There is a big difference between making food-grade PET and recycled PET for other purposes such as fiber, strapping and carpeting, Vitters said.
What's key for us is to make the economies of food-grade PET sustainable, Vitters said. If you don't get some of these issues resolved, you can't make flake at the quality you need for food-grade PET. We have to get those issues resolved.
We have been working in terms of optimizing performance of that plant for some time, Vitters said, not unlike what other plastics recyclers have been doing.
For example, Dow from Closed Loop said that we have changed dozens of parts of our process over the last 21/2 years to deal with the changes in the quality of incoming materials. He also said a plastics recycler in Australia is putting in a sorting plant that will come on-line later this summer to deal with materials before they go to the wash process.
A number of companies use the URRC Hybrid unPET technology for chemically cleaning PET after it has been turned into flake. Other PET recycling processes wash bottles before they are shredded into flake.
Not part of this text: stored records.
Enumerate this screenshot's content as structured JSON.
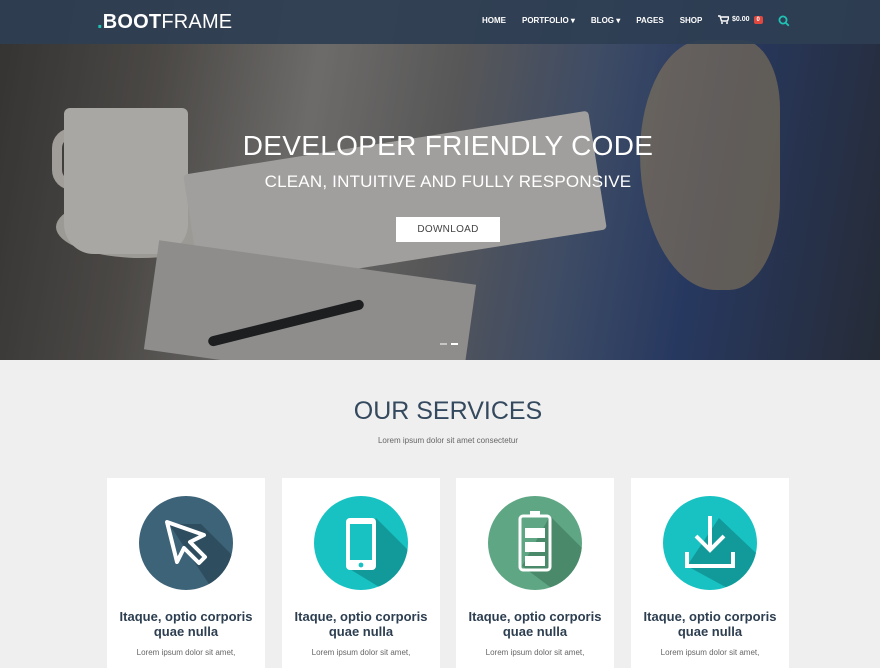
{
  "brand": {
    "prefix": ".",
    "bold": "BOOT",
    "rest": "FRAME"
  },
  "nav": {
    "items": [
      "HOME",
      "PORTFOLIO ▾",
      "BLOG ▾",
      "PAGES",
      "SHOP"
    ],
    "cart_amount": "$0.00",
    "cart_count": "0"
  },
  "hero": {
    "title": "DEVELOPER FRIENDLY CODE",
    "subtitle": "CLEAN, INTUITIVE AND FULLY RESPONSIVE",
    "button": "DOWNLOAD"
  },
  "services": {
    "title": "OUR SERVICES",
    "subtitle": "Lorem ipsum dolor sit amet consectetur",
    "cards": [
      {
        "icon": "cursor-icon",
        "color": "#3d6378",
        "title_line1": "Itaque, optio corporis",
        "title_line2": "quae nulla",
        "text": "Lorem ipsum dolor sit amet,"
      },
      {
        "icon": "mobile-icon",
        "color": "#18c2c2",
        "title_line1": "Itaque, optio corporis",
        "title_line2": "quae nulla",
        "text": "Lorem ipsum dolor sit amet,"
      },
      {
        "icon": "battery-icon",
        "color": "#5fa784",
        "title_line1": "Itaque, optio corporis",
        "title_line2": "quae nulla",
        "text": "Lorem ipsum dolor sit amet,"
      },
      {
        "icon": "download-icon",
        "color": "#18c2c2",
        "title_line1": "Itaque, optio corporis",
        "title_line2": "quae nulla",
        "text": "Lorem ipsum dolor sit amet,"
      }
    ]
  },
  "colors": {
    "accent": "#1fc3b4",
    "badge": "#e0473e",
    "nav_bg": "#2e3e52"
  }
}
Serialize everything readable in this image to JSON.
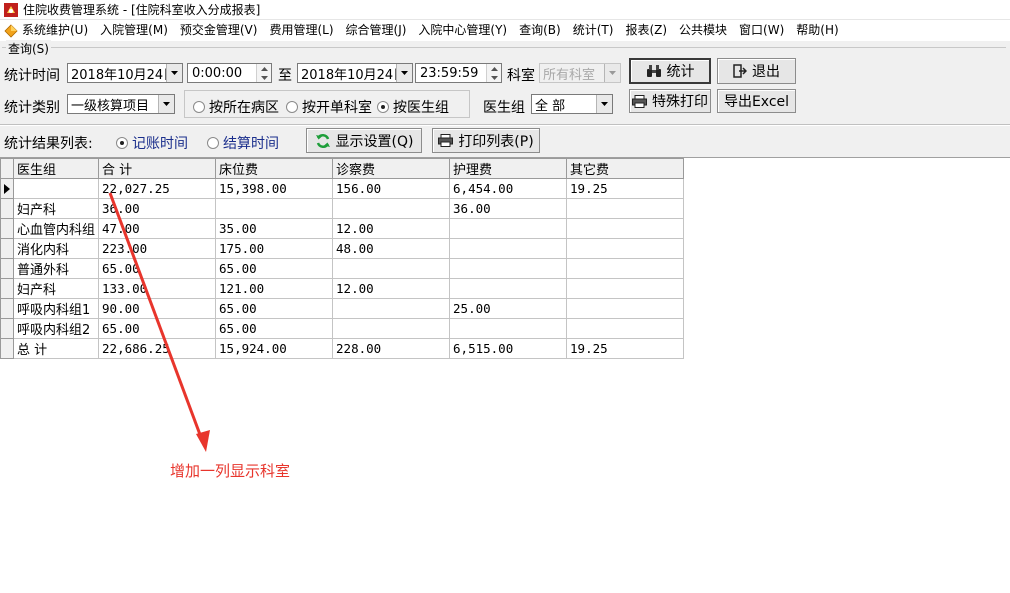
{
  "window": {
    "title": "住院收费管理系统 - [住院科室收入分成报表]"
  },
  "menu": [
    "系统维护(U)",
    "入院管理(M)",
    "预交金管理(V)",
    "费用管理(L)",
    "综合管理(J)",
    "入院中心管理(Y)",
    "查询(B)",
    "统计(T)",
    "报表(Z)",
    "公共模块",
    "窗口(W)",
    "帮助(H)"
  ],
  "query_group": {
    "label": "查询(S)"
  },
  "filters": {
    "time_label": "统计时间",
    "start_date": "2018年10月24日",
    "start_time": "0:00:00",
    "to_label": "至",
    "end_date": "2018年10月24日",
    "end_time": "23:59:59",
    "dept_label": "科室",
    "dept_value": "所有科室",
    "category_label": "统计类别",
    "category_value": "一级核算项目",
    "radio_ward": "按所在病区",
    "radio_bill_dept": "按开单科室",
    "radio_doctor_group": "按医生组",
    "doctor_group_label": "医生组",
    "doctor_group_value": "全 部"
  },
  "buttons": {
    "stats": "统计",
    "exit": "退出",
    "special_print": "特殊打印",
    "export_excel": "导出Excel",
    "display_settings": "显示设置(Q)",
    "print_list": "打印列表(P)"
  },
  "result": {
    "label": "统计结果列表:",
    "radio_account_time": "记账时间",
    "radio_settle_time": "结算时间"
  },
  "table": {
    "columns": [
      "医生组",
      "合 计",
      "床位费",
      "诊察费",
      "护理费",
      "其它费"
    ],
    "rows": [
      [
        "",
        "22,027.25",
        "15,398.00",
        "156.00",
        "6,454.00",
        "19.25"
      ],
      [
        "妇产科",
        "36.00",
        "",
        "",
        "36.00",
        ""
      ],
      [
        "心血管内科组",
        "47.00",
        "35.00",
        "12.00",
        "",
        ""
      ],
      [
        "消化内科",
        "223.00",
        "175.00",
        "48.00",
        "",
        ""
      ],
      [
        "普通外科",
        "65.00",
        "65.00",
        "",
        "",
        ""
      ],
      [
        "妇产科",
        "133.00",
        "121.00",
        "12.00",
        "",
        ""
      ],
      [
        "呼吸内科组1",
        "90.00",
        "65.00",
        "",
        "25.00",
        ""
      ],
      [
        "呼吸内科组2",
        "65.00",
        "65.00",
        "",
        "",
        ""
      ],
      [
        "总 计",
        "22,686.25",
        "15,924.00",
        "228.00",
        "6,515.00",
        "19.25"
      ]
    ]
  },
  "annotation": {
    "text": "增加一列显示科室",
    "color": "#e8352c"
  }
}
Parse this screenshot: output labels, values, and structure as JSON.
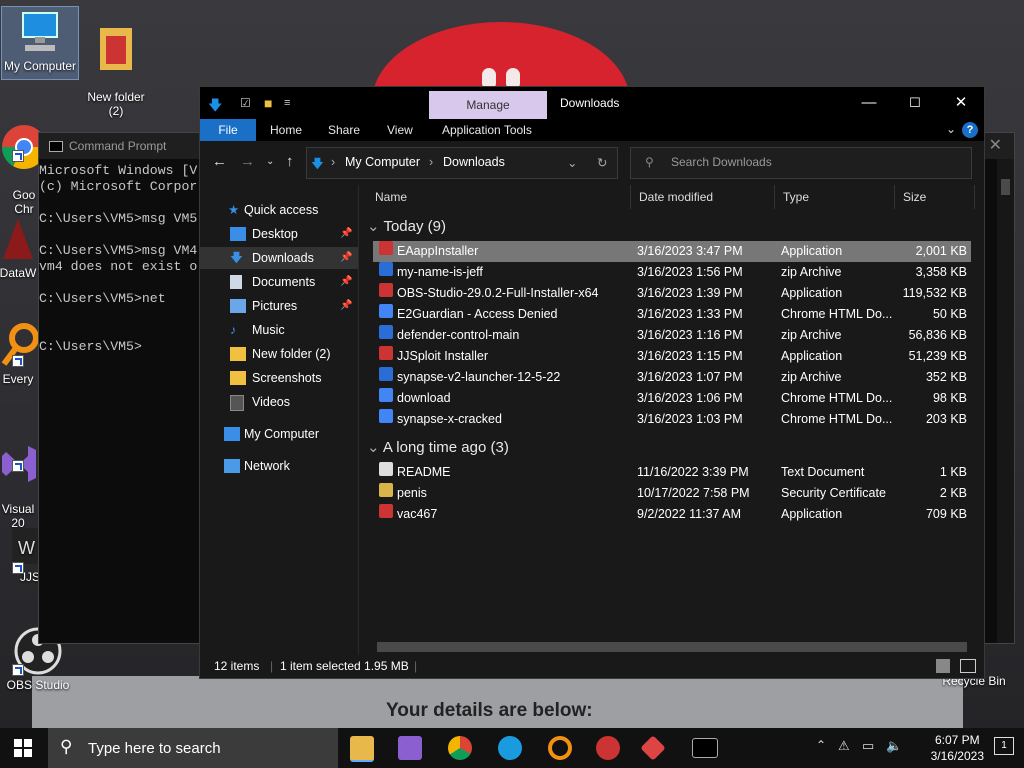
{
  "desktop": {
    "icons": [
      {
        "label": "My Computer"
      },
      {
        "label": "New folder\n(2)"
      },
      {
        "label": "Goo\nChr"
      },
      {
        "label": "DataW"
      },
      {
        "label": "Every"
      },
      {
        "label": "Visual\n20"
      },
      {
        "label": "JJS"
      },
      {
        "label": "OBS Studio"
      },
      {
        "label": "Recycle Bin"
      }
    ],
    "web_text": "Your details are below:"
  },
  "cmd": {
    "title": "Command Prompt",
    "lines": "Microsoft Windows [V\n(c) Microsoft Corpor\n\nC:\\Users\\VM5>msg VM5\n\nC:\\Users\\VM5>msg VM4\nvm4 does not exist o\n\nC:\\Users\\VM5>net\n\n\nC:\\Users\\VM5>"
  },
  "explorer": {
    "title": "Downloads",
    "manage_label": "Manage",
    "tabs": {
      "file": "File",
      "home": "Home",
      "share": "Share",
      "view": "View",
      "app_tools": "Application Tools"
    },
    "breadcrumb": {
      "root": "My Computer",
      "current": "Downloads"
    },
    "search_placeholder": "Search Downloads",
    "nav": {
      "quick_access": "Quick access",
      "items": [
        "Desktop",
        "Downloads",
        "Documents",
        "Pictures",
        "Music",
        "New folder (2)",
        "Screenshots",
        "Videos"
      ],
      "my_computer": "My Computer",
      "network": "Network"
    },
    "columns": {
      "name": "Name",
      "date": "Date modified",
      "type": "Type",
      "size": "Size"
    },
    "groups": {
      "today": "Today (9)",
      "long_ago": "A long time ago (3)"
    },
    "today_rows": [
      {
        "name": "EAappInstaller",
        "date": "3/16/2023 3:47 PM",
        "type": "Application",
        "size": "2,001 KB"
      },
      {
        "name": "my-name-is-jeff",
        "date": "3/16/2023 1:56 PM",
        "type": "zip Archive",
        "size": "3,358 KB"
      },
      {
        "name": "OBS-Studio-29.0.2-Full-Installer-x64",
        "date": "3/16/2023 1:39 PM",
        "type": "Application",
        "size": "119,532 KB"
      },
      {
        "name": "E2Guardian - Access Denied",
        "date": "3/16/2023 1:33 PM",
        "type": "Chrome HTML Do...",
        "size": "50 KB"
      },
      {
        "name": "defender-control-main",
        "date": "3/16/2023 1:16 PM",
        "type": "zip Archive",
        "size": "56,836 KB"
      },
      {
        "name": "JJSploit Installer",
        "date": "3/16/2023 1:15 PM",
        "type": "Application",
        "size": "51,239 KB"
      },
      {
        "name": "synapse-v2-launcher-12-5-22",
        "date": "3/16/2023 1:07 PM",
        "type": "zip Archive",
        "size": "352 KB"
      },
      {
        "name": "download",
        "date": "3/16/2023 1:06 PM",
        "type": "Chrome HTML Do...",
        "size": "98 KB"
      },
      {
        "name": "synapse-x-cracked",
        "date": "3/16/2023 1:03 PM",
        "type": "Chrome HTML Do...",
        "size": "203 KB"
      }
    ],
    "old_rows": [
      {
        "name": "README",
        "date": "11/16/2022 3:39 PM",
        "type": "Text Document",
        "size": "1 KB"
      },
      {
        "name": "penis",
        "date": "10/17/2022 7:58 PM",
        "type": "Security Certificate",
        "size": "2 KB"
      },
      {
        "name": "vac467",
        "date": "9/2/2022 11:37 AM",
        "type": "Application",
        "size": "709 KB"
      }
    ],
    "status": {
      "items": "12 items",
      "selected": "1 item selected  1.95 MB"
    }
  },
  "taskbar": {
    "search_placeholder": "Type here to search",
    "time": "6:07 PM",
    "date": "3/16/2023",
    "notification_count": "1"
  },
  "colors": {
    "accent": "#1a6fc6",
    "manage": "#d8c8ec",
    "selection": "#777777"
  }
}
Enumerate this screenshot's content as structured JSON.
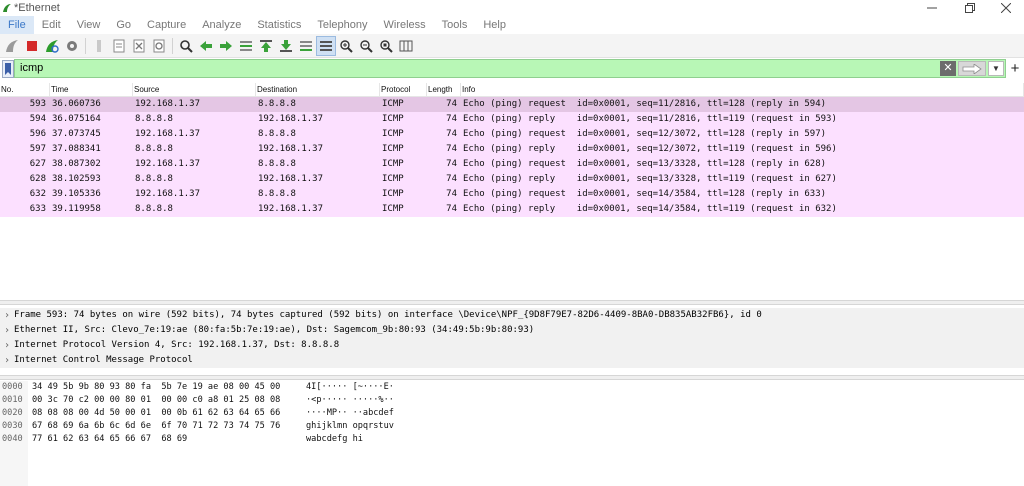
{
  "window": {
    "title": "*Ethernet",
    "brand_color": "#2c8c2c"
  },
  "menu": [
    {
      "label": "File",
      "active": true
    },
    {
      "label": "Edit"
    },
    {
      "label": "View"
    },
    {
      "label": "Go"
    },
    {
      "label": "Capture"
    },
    {
      "label": "Analyze"
    },
    {
      "label": "Statistics"
    },
    {
      "label": "Telephony"
    },
    {
      "label": "Wireless"
    },
    {
      "label": "Tools"
    },
    {
      "label": "Help"
    }
  ],
  "toolbar": {
    "icons": [
      "shark-fin-start-icon",
      "stop-capture-icon",
      "restart-capture-icon",
      "capture-options-icon",
      "open-file-icon",
      "save-file-icon",
      "close-file-icon",
      "reload-file-icon",
      "find-packet-icon",
      "go-back-icon",
      "go-forward-icon",
      "go-to-packet-icon",
      "go-first-packet-icon",
      "go-last-packet-icon",
      "auto-scroll-icon",
      "colorize-icon",
      "zoom-in-icon",
      "zoom-out-icon",
      "normal-size-icon",
      "resize-columns-icon"
    ]
  },
  "filter": {
    "value": "icmp",
    "background": "#b8f7b6"
  },
  "packet_list": {
    "columns": [
      "No.",
      "Time",
      "Source",
      "Destination",
      "Protocol",
      "Length",
      "Info"
    ],
    "rows": [
      {
        "no": "593",
        "time": "36.060736",
        "src": "192.168.1.37",
        "dst": "8.8.8.8",
        "proto": "ICMP",
        "len": "74",
        "info": "Echo (ping) request  id=0x0001, seq=11/2816, ttl=128 (reply in 594)",
        "selected": true
      },
      {
        "no": "594",
        "time": "36.075164",
        "src": "8.8.8.8",
        "dst": "192.168.1.37",
        "proto": "ICMP",
        "len": "74",
        "info": "Echo (ping) reply    id=0x0001, seq=11/2816, ttl=119 (request in 593)"
      },
      {
        "no": "596",
        "time": "37.073745",
        "src": "192.168.1.37",
        "dst": "8.8.8.8",
        "proto": "ICMP",
        "len": "74",
        "info": "Echo (ping) request  id=0x0001, seq=12/3072, ttl=128 (reply in 597)"
      },
      {
        "no": "597",
        "time": "37.088341",
        "src": "8.8.8.8",
        "dst": "192.168.1.37",
        "proto": "ICMP",
        "len": "74",
        "info": "Echo (ping) reply    id=0x0001, seq=12/3072, ttl=119 (request in 596)"
      },
      {
        "no": "627",
        "time": "38.087302",
        "src": "192.168.1.37",
        "dst": "8.8.8.8",
        "proto": "ICMP",
        "len": "74",
        "info": "Echo (ping) request  id=0x0001, seq=13/3328, ttl=128 (reply in 628)"
      },
      {
        "no": "628",
        "time": "38.102593",
        "src": "8.8.8.8",
        "dst": "192.168.1.37",
        "proto": "ICMP",
        "len": "74",
        "info": "Echo (ping) reply    id=0x0001, seq=13/3328, ttl=119 (request in 627)"
      },
      {
        "no": "632",
        "time": "39.105336",
        "src": "192.168.1.37",
        "dst": "8.8.8.8",
        "proto": "ICMP",
        "len": "74",
        "info": "Echo (ping) request  id=0x0001, seq=14/3584, ttl=128 (reply in 633)"
      },
      {
        "no": "633",
        "time": "39.119958",
        "src": "8.8.8.8",
        "dst": "192.168.1.37",
        "proto": "ICMP",
        "len": "74",
        "info": "Echo (ping) reply    id=0x0001, seq=14/3584, ttl=119 (request in 632)"
      }
    ],
    "row_color": "#fce0ff",
    "selected_color": "#e4c6e4"
  },
  "details": [
    "Frame 593: 74 bytes on wire (592 bits), 74 bytes captured (592 bits) on interface \\Device\\NPF_{9D8F79E7-82D6-4409-8BA0-DB835AB32FB6}, id 0",
    "Ethernet II, Src: Clevo_7e:19:ae (80:fa:5b:7e:19:ae), Dst: Sagemcom_9b:80:93 (34:49:5b:9b:80:93)",
    "Internet Protocol Version 4, Src: 192.168.1.37, Dst: 8.8.8.8",
    "Internet Control Message Protocol"
  ],
  "bytes": [
    {
      "offset": "0000",
      "hex": "34 49 5b 9b 80 93 80 fa  5b 7e 19 ae 08 00 45 00",
      "ascii": "4I[····· [~····E·"
    },
    {
      "offset": "0010",
      "hex": "00 3c 70 c2 00 00 80 01  00 00 c0 a8 01 25 08 08",
      "ascii": "·<p····· ·····%··"
    },
    {
      "offset": "0020",
      "hex": "08 08 08 00 4d 50 00 01  00 0b 61 62 63 64 65 66",
      "ascii": "····MP·· ··abcdef"
    },
    {
      "offset": "0030",
      "hex": "67 68 69 6a 6b 6c 6d 6e  6f 70 71 72 73 74 75 76",
      "ascii": "ghijklmn opqrstuv"
    },
    {
      "offset": "0040",
      "hex": "77 61 62 63 64 65 66 67  68 69",
      "ascii": "wabcdefg hi"
    }
  ]
}
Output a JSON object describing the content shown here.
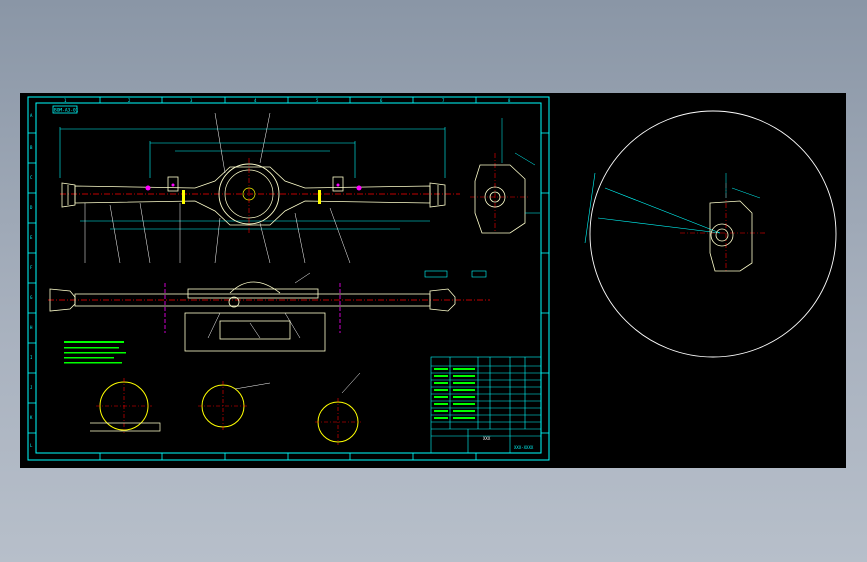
{
  "drawing": {
    "stamp_label": "BOM-A3-01",
    "zones_top": [
      "1",
      "2",
      "3",
      "4",
      "5",
      "6",
      "7",
      "8"
    ],
    "zones_side": [
      "A",
      "B",
      "C",
      "D",
      "E",
      "F",
      "G",
      "H",
      "I",
      "J",
      "K",
      "L"
    ],
    "title_block": {
      "name": "XXX",
      "part_no": "XXX-XXXX"
    }
  },
  "colors": {
    "background": "#000000",
    "frame": "#00ffff",
    "dimension": "#00ffff",
    "centerline": "#ff0000",
    "part_outline": "#ffffcc",
    "circle_view": "#ffffff",
    "highlight": "#ffff00",
    "magenta": "#ff00ff",
    "leader": "#ffffff",
    "green": "#00ff00"
  }
}
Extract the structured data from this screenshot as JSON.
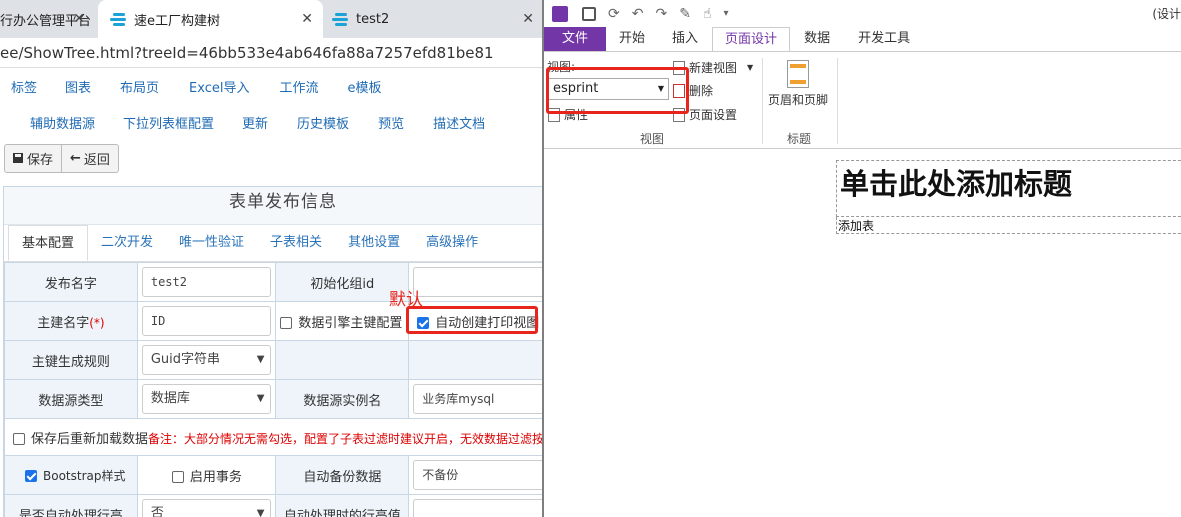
{
  "browser": {
    "tabs": [
      {
        "label": "行办公管理平台"
      },
      {
        "label": "速e工厂构建树"
      },
      {
        "label": "test2"
      }
    ],
    "close_glyph": "✕",
    "url": "ee/ShowTree.html?treeId=46bb533e4ab646fa88a7257efd81be81"
  },
  "menu_primary": [
    "标签",
    "图表",
    "布局页",
    "Excel导入",
    "工作流",
    "e模板"
  ],
  "menu_secondary": [
    "辅助数据源",
    "下拉列表框配置",
    "更新",
    "历史模板",
    "预览",
    "描述文档"
  ],
  "toolbar": {
    "save_label": "保存",
    "back_label": "返回"
  },
  "form": {
    "title": "表单发布信息",
    "tabs": [
      "基本配置",
      "二次开发",
      "唯一性验证",
      "子表相关",
      "其他设置",
      "高级操作"
    ],
    "publish_name_label": "发布名字",
    "publish_name_value": "test2",
    "init_group_id_label": "初始化组id",
    "primary_key_label": "主建名字",
    "required_mark": "(*)",
    "primary_key_value": "ID",
    "engine_pk_label": "数据引擎主键配置",
    "auto_print_label": "自动创建打印视图",
    "default_annotation": "默认",
    "pk_rule_label": "主键生成规则",
    "pk_rule_value": "Guid字符串",
    "ds_type_label": "数据源类型",
    "ds_type_value": "数据库",
    "ds_instance_label": "数据源实例名",
    "ds_instance_value": "业务库mysql",
    "reload_label": "保存后重新加载数据",
    "reload_note": "备注：大部分情况无需勾选，配置了子表过滤时建议开启，无效数据过滤按需",
    "bootstrap_label": "Bootstrap样式",
    "transaction_label": "启用事务",
    "auto_backup_label": "自动备份数据",
    "auto_backup_value": "不备份",
    "auto_row_height_label": "是否自动处理行高",
    "auto_row_height_value": "否",
    "row_height_value_label": "自动处理时的行高值"
  },
  "office": {
    "corner_text": "(设计",
    "tabs": [
      "文件",
      "开始",
      "插入",
      "页面设计",
      "数据",
      "开发工具"
    ],
    "view_label": "视图:",
    "view_value": "esprint",
    "new_view": "新建视图",
    "delete": "删除",
    "properties": "属性",
    "page_setup": "页面设置",
    "group_view": "视图",
    "header_footer": "页眉和页脚",
    "group_title": "标题",
    "page_title_placeholder": "单击此处添加标题",
    "add_table": "添加表"
  },
  "colors": {
    "accent_red": "#e8251c",
    "onenote_purple": "#7336a6",
    "link_blue": "#1f6bb5"
  }
}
Vitters said Coke is attuned to quality issues at the Spartanburg plant.
We know when it's meeting our standards or not, said Vitters. One source told PN that one Coca-Cola bottler had two silos of material from the Spartanburg plant that it received earlier this year that could not be used for food-grade PET.
We have been making tweaks to the process, Vitters said. But we got to the point where we said we've got to make some changes in equipment. Hopefully the changes will resolve these issues and problems for us.
We have come a long way since we started, Vitters said. This is a good solution and we are continuing to work on it.
Some recycling sources have told PN that Coke would like to back away from the NURRC partnership. But Vitters said there has been no change in the company's commitment to recycling, renewables, recycled content or the NURRC Spartanburg venture.
There is no walk-away from our commitments, Vitters said. All of our commitments remain the same.
We need to continue to look to find sustainable technologies for bottle-to-bottle that are economically feasible and right for the environment, Vitters said. We have invested in plants and technologies around the world and will continue to do so. We need to advance the technologies for bottle-to-bottle PET recycling.
The whole process for us is built on quality, recycling and moving toward renewables, Vitters said. We are now moving to the next step: plant bottles.